Hacker News new | ask | show | jobs
by carreau 991 days ago
As a curiosity, what would it entail to make the two tgz byte-for-byte identical ? There was/is some discussion in setuptools about how to normalize the tarball (https://github.com/pypa/setuptools/issues/2133#issuecomment-...) coudl something similar be applied to Building Python itself ?
4 comments

The suggestion there (uid = gid = 1000; uname = user; gname = users) isn't great.

Just use uid = gid = 0, and omit uname/gname.

If you're distributing software via a tarball, the uid/gid bits are meaningless. They only make sense when you archive / backup a directory and plan to extract on the same system.

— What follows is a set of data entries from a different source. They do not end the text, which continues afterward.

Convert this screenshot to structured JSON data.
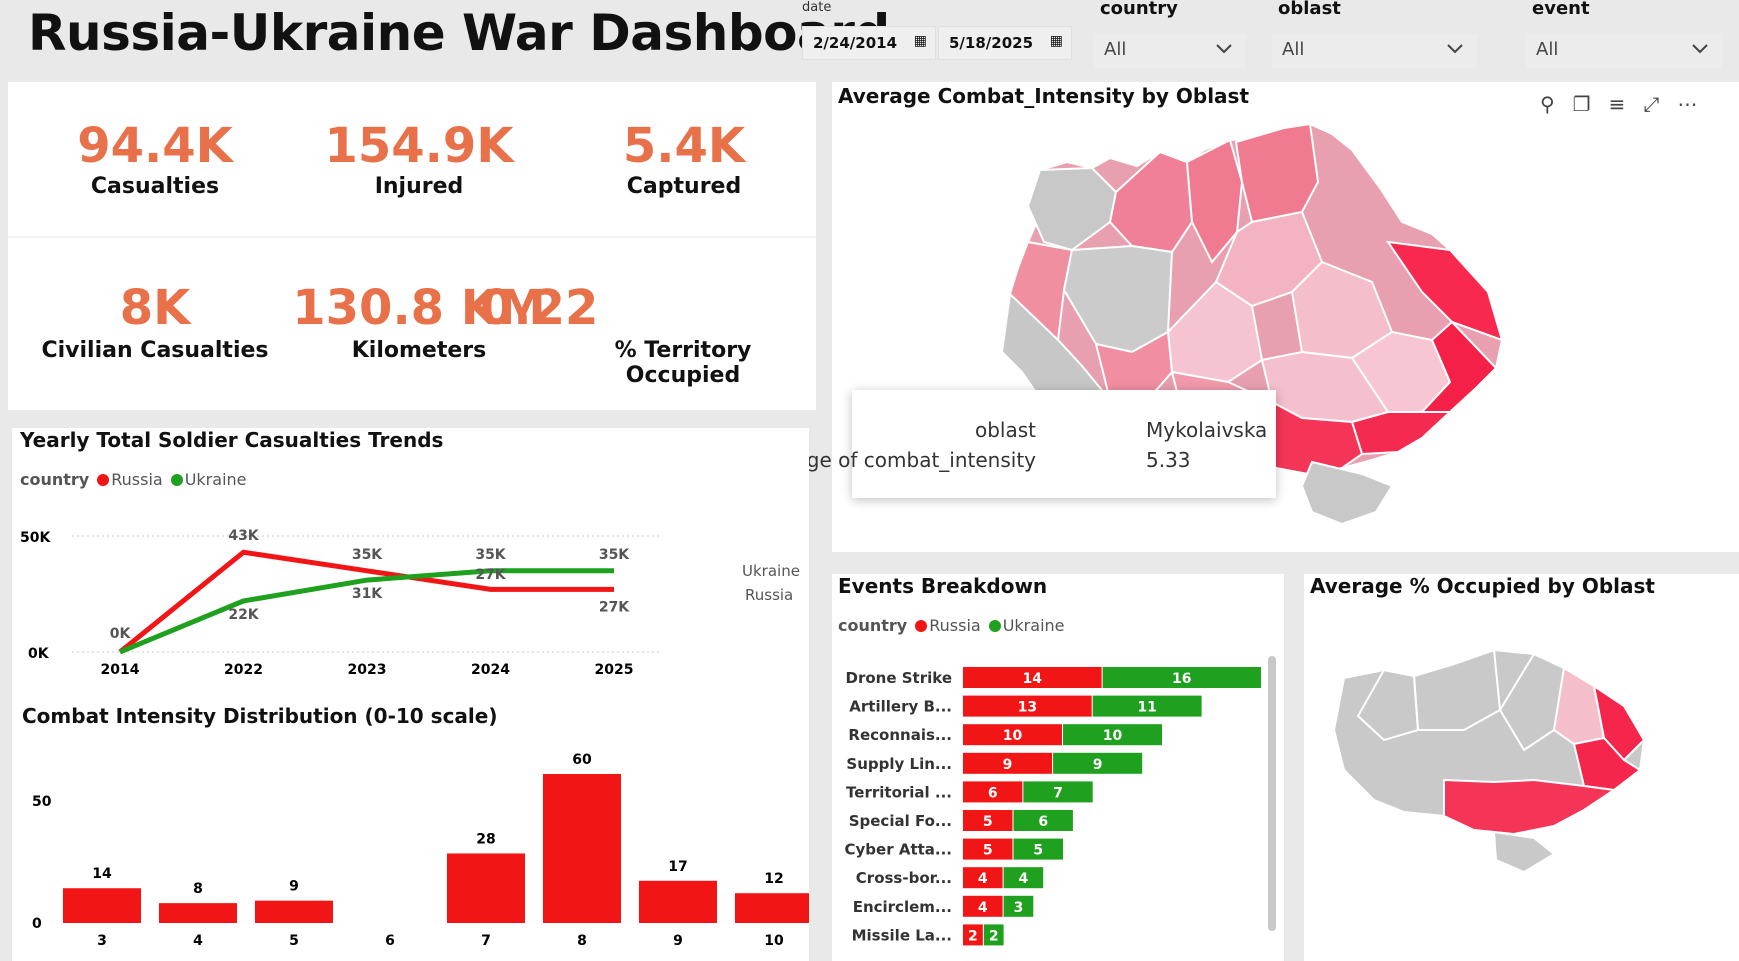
{
  "header": {
    "title": "Russia-Ukraine War Dashboard"
  },
  "filters": {
    "date_label": "date",
    "date_start": "2/24/2014",
    "date_end": "5/18/2025",
    "country_label": "country",
    "country_value": "All",
    "oblast_label": "oblast",
    "oblast_value": "All",
    "event_label": "event",
    "event_value": "All"
  },
  "kpis": [
    {
      "value": "94.4K",
      "label": "Casualties"
    },
    {
      "value": "154.9K",
      "label": "Injured"
    },
    {
      "value": "5.4K",
      "label": "Captured"
    },
    {
      "value": "8K",
      "label": "Civilian Casualties"
    },
    {
      "value": "130.8 KM",
      "label": "Kilometers"
    },
    {
      "value": "0.22",
      "label": "% Territory Occupied"
    }
  ],
  "map_intensity": {
    "title": "Average Combat_Intensity by Oblast",
    "tooltip": {
      "key1": "oblast",
      "val1": "Mykolaivska",
      "key2": "Average of combat_intensity",
      "val2": "5.33"
    }
  },
  "map_occupied": {
    "title": "Average % Occupied by Oblast"
  },
  "legend": {
    "label": "country",
    "russia": "Russia",
    "ukraine": "Ukraine"
  },
  "colors": {
    "russia": "#f21515",
    "ukraine": "#1fa01f",
    "kpi": "#e8714a"
  },
  "chart_data": [
    {
      "type": "line",
      "title": "Yearly Total Soldier Casualties Trends",
      "categories": [
        "2014",
        "2022",
        "2023",
        "2024",
        "2025"
      ],
      "series": [
        {
          "name": "Russia",
          "values": [
            0,
            43000,
            35000,
            27000,
            27000
          ],
          "labels": [
            "",
            "43K",
            "35K",
            "",
            "27K"
          ]
        },
        {
          "name": "Ukraine",
          "values": [
            0,
            22000,
            31000,
            35000,
            35000
          ],
          "labels": [
            "0K",
            "22K",
            "31K",
            "35K",
            "35K"
          ]
        }
      ],
      "extra_label": "27K",
      "yticks": [
        "0K",
        "50K"
      ],
      "ylim": [
        0,
        50000
      ],
      "end_labels": [
        "Ukraine",
        "Russia"
      ]
    },
    {
      "type": "bar",
      "title": "Combat Intensity Distribution (0-10 scale)",
      "categories": [
        "3",
        "4",
        "5",
        "6",
        "7",
        "8",
        "9",
        "10"
      ],
      "values": [
        14,
        8,
        9,
        0,
        28,
        60,
        17,
        12
      ],
      "yticks": [
        "0",
        "50"
      ],
      "ylim": [
        0,
        60
      ]
    },
    {
      "type": "bar",
      "title": "Events Breakdown",
      "orientation": "horizontal-stacked",
      "categories": [
        "Drone Strike",
        "Artillery B...",
        "Reconnais...",
        "Supply Lin...",
        "Territorial ...",
        "Special Fo...",
        "Cyber Atta...",
        "Cross-bor...",
        "Encirclem...",
        "Missile La..."
      ],
      "series": [
        {
          "name": "Russia",
          "values": [
            14,
            13,
            10,
            9,
            6,
            5,
            5,
            4,
            4,
            2
          ]
        },
        {
          "name": "Ukraine",
          "values": [
            16,
            11,
            10,
            9,
            7,
            6,
            5,
            4,
            3,
            2
          ]
        }
      ]
    }
  ]
}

If you set them to anything other than 0, it may happen that when the tarball is extracted as root user, ownership is changed to the uid/gid of the tarinfo provided those exist on the system. That's a lot of fun!

Python itself in fact tries to chown files when extracting a tarfile (under sudo).

If you set uid = gid = 0, then at least when extracting as root, the files remain owned by root.

Thanks for advice, and I assume you are the one who commented on the upstream issue. This show it is not trivial, and it would be nice to be done automatically by default.
I believe the only differences were uid/gid and username/groupname values between the two tarballs. One had the information of Thomas Wouters, the release manager of 3.12, and the other had generic GitHub Action usernames/groups.

Normalizing these values to something known like 0/0 would have done the trick.

Thanks for the article and taking the time to reply here.
> As a curiosity, what would it entail to make the two tgz byte-for-byte identical ?

It can't be that complicated. The tarballs autogenerated by GitHub (using `git archive`) were byte-for-byte identical for years, until GitHub upgraded git and things broke because entire ecosystems had started to rely on that.

[1] https://news.ycombinator.com/item?id=34586917

I suspect you're looking for pristine-tar(1)?

https://manpages.debian.org/stretch/pristine-tar/pristine-ta...

It's intended to solve exactly this problem, but in reverse -- a tarball is extracted to source, and we want to ensure that the sources we've extraced can be traced back to the original tarball.

Hum, that is interesting. I'm more thinking that in a perfect world the pristine-tar delta file should be empty. (Assuming I understand what pristine-tar is doing correctly).

For example I tend to use SOURCE_DATE_EPOCH to be the timestamp of the commit to make sure that anything that embed time is reproducible without extra instruction/manual process specific file.